Aynı şekilde kendisinden başkası adına hac ya da umre yapacak olursa, onun
niyeti, bu haccının başkası adına olduğunu ismen zikretmesine ihtiyaç bırakmaz.
[1092] Şafii (Allah
ondan razı olsun) dedi ki: Bize İbrahim b. Muhammed, Said b. Abdurrahman'dan
haber verdiğine göre, Cabir b. Abdullah dedi ki: Rasulullah (s.a.v.) ihrama
girip telbiye ettiği esnada hiçbir zaman ne hac ne de umrenin adını verdi.
Şafii (Allah'ın rahmeti
ona) dedi ki: Bununla birlikte ihrama giren kişi ismen söylese bunu da mekruh
görmem. Eğer böyle bir sünnet olsaydı Rasulullah (s.a.v.) yahut ondan
sonrakiler onu ismen zikrederlerdi.
İhrama giren bir kimse,
hac etmek istemekle birlikte ''...'' bir hac ve bir umre yapmak üzere emrine
uydum, geldim" dese, İfrat haccına niyet etmiş olur. Eğer bunu söylerken
kastı umre yapmak ise, umreci olur. Eğer hac etmek istediği halde umre adını
verirse, bu hac olur. Şayet kıran haccı yapmak isterse ve umre adını verirse;
Kıran haccı olur. Çünkü niyeti ile beraber açıktan telbiye getirecek olursa,
-onun durumu- niyetine bağlıdır. Şayet bir niyeti yoksa lafzı ile
zikrettiğinden fazlasını yerine getirmesi gerekmez. Çünkü bu katıksız Allah
için ihlasla yapılan bir ameldir. Ademoğullarından yahut başkalarından hiçbir
kimsenin onda herhangi bir payı yoktur. Bu sebeple bu hususta onun niyeti değil
de sözü ile açıkça söylediği dikkate alınır.
Hac etmeyi de umre
yapmayı da istemeyen bir adam, telbiye getirecek olursa, ne hacı olur ne de
umreci. Tıpkı namaz kılmak istemeyen bir kimsenin Allahu ekber diyerek tekbir
getirmesi halinde namaza başlamış olmayacağı gibi. Eğer oruç tutmak istemeyip
sahur yese de oruca başlamış olmaz. Aynı şekilde tam bir gün yemek yemediği
halde oruç niyeti de yoksa oruç tutan bir kişi olmaz.
[1093] Rivayete göre,
Abdullah b. Mesud, sahil tarafında telbiye getirmiş ihramlı bir kafıle görmüş.

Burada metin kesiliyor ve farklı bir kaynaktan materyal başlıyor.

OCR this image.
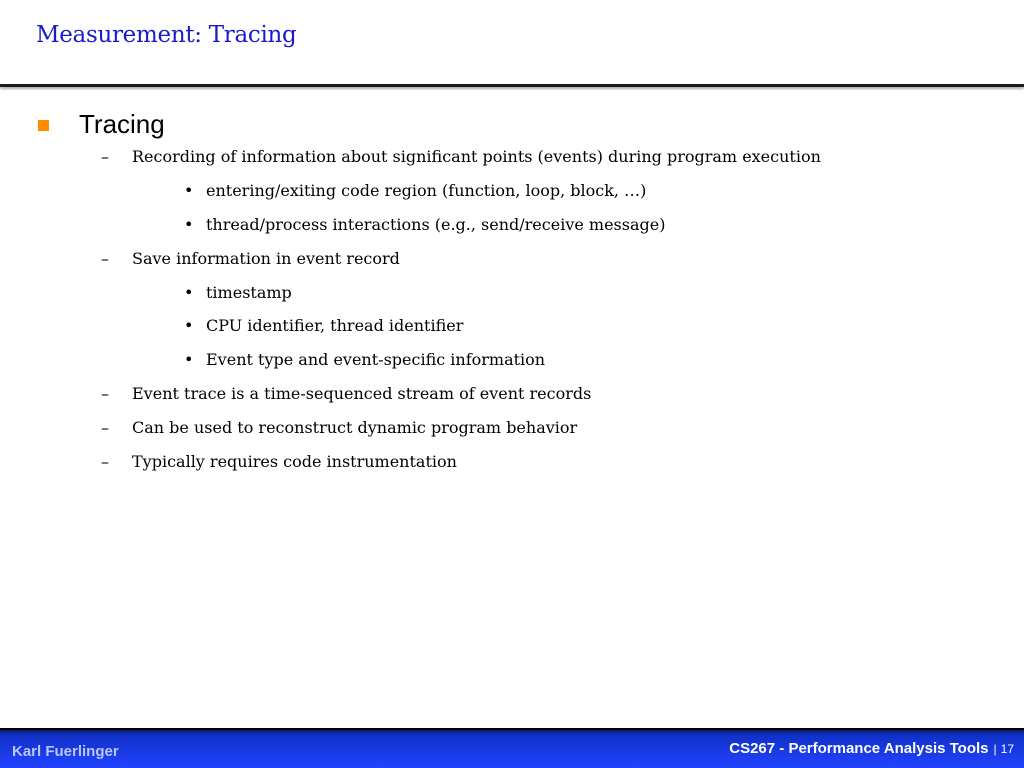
Measurement: Tracing
Tracing
–	Recording of information about significant points (events) during program execution
• entering/exiting code region (function, loop, block, …)
• thread/process interactions (e.g., send/receive message)
–	Save information in event record
• timestamp
• CPU identifier, thread identifier
• Event type and event-specific information
–	Event trace is a time-sequenced stream of event records
–	Can be used to reconstruct dynamic program behavior
–	Typically requires code instrumentation
Karl Fuerlinger	CS267 - Performance Analysis Tools | 17
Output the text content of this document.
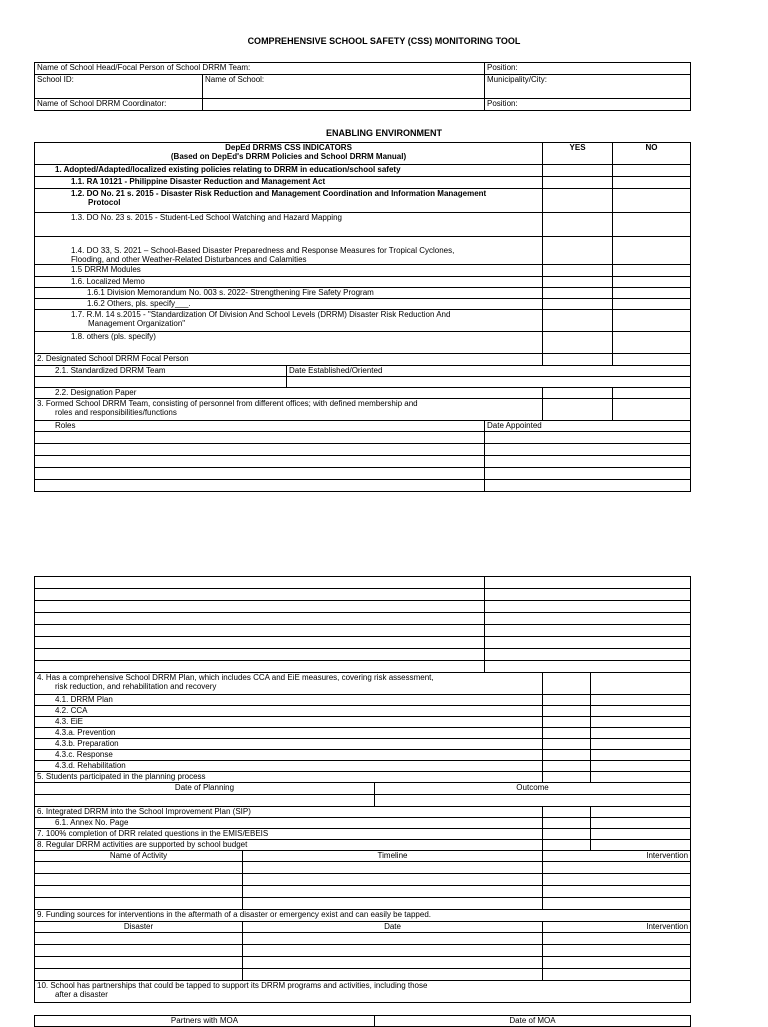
COMPREHENSIVE SCHOOL SAFETY (CSS) MONITORING TOOL
Name of School Head/Focal Person of School DRRM Team:		Position:
School ID:	Name of School:	Municipality/City:
Name of School DRRM Coordinator:		Position:
ENABLING ENVIRONMENT
DepEd DRRMS CSS INDICATORS
(Based on DepEd's DRRM Policies and School DRRM Manual)			YES	NO
1. Adopted/Adapted/localized existing policies relating to DRRM in education/school safety				
1.1. RA 10121 - Philippine Disaster Reduction and Management Act				

1.2. DO No. 21 s. 2015 - Disaster Risk Reduction and Management Coordination and Information Management
Protocol				

1.3. DO No. 23 s. 2015 - Student-Led School Watching and Hazard Mapping				

1.4. DO 33, S. 2021 – School-Based Disaster Preparedness and Response Measures for Tropical Cyclones,
Flooding, and other Weather-Related Disturbances and Calamities				

1.5 DRRM Modules				
1.6. Localized Memo				
1.6.1 Division Memorandum No. 003 s. 2022- Strengthening Fire Safety Program				
1.6.2 Others, pls. specify___.				

1.7. R.M. 14 s.2015 - "Standardization Of Division And School Levels (DRRM) Disaster Risk Reduction And
Management Organization"				

1.8. others (pls. specify)				
2. Designated School DRRM Focal Person				
2.1. Standardized DRRM Team	Date Established/Oriented			

2.2. Designation Paper				

3. Formed School DRRM Team, consisting of personnel from different offices; with defined membership and
roles and responsibilities/functions				

Roles		Date Appointed		

4. Has a comprehensive School DRRM Plan, which includes CCA and EiE measures, covering risk assessment,
risk reduction, and rehabilitation and recovery					

4.1. DRRM Plan					
4.2. CCA					
4.3. EiE					
4.3.a. Prevention					
4.3.b. Preparation					
4.3.c. Response					
4.3.d. Rehabilitation					
5. Students participated in the planning process					
Date of Planning		Outcome			

6. Integrated DRRM into the School Improvement Plan (SIP)					
6.1. Annex No. Page					
7. 100% completion of DRR related questions in the EMIS/EBEIS					
8. Regular DRRM activities are supported by school budget					
Name of Activity	Timeline			Intervention	

9. Funding sources for interventions in the aftermath of a disaster or emergency exist and can easily be tapped.					
Disaster	Date			Intervention	

10. School has partnerships that could be tapped to support its DRRM programs and activities, including those
after a disaster					
Partners with MOA	Date of MOA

İbn Mesud ise Küfe'ye girerken telbiye getirmişti. Telbiye ise aziz ve celil
Allah'ın anılması demek olup herhangi bir kimseye söylemesi için zorluk
çıkarılmadığı gibi eğer bir kimse ihrama niyet etmemiş ise, ihrama girmesi için
kimseye de telbiye getirmesi vacip kabul edilmez.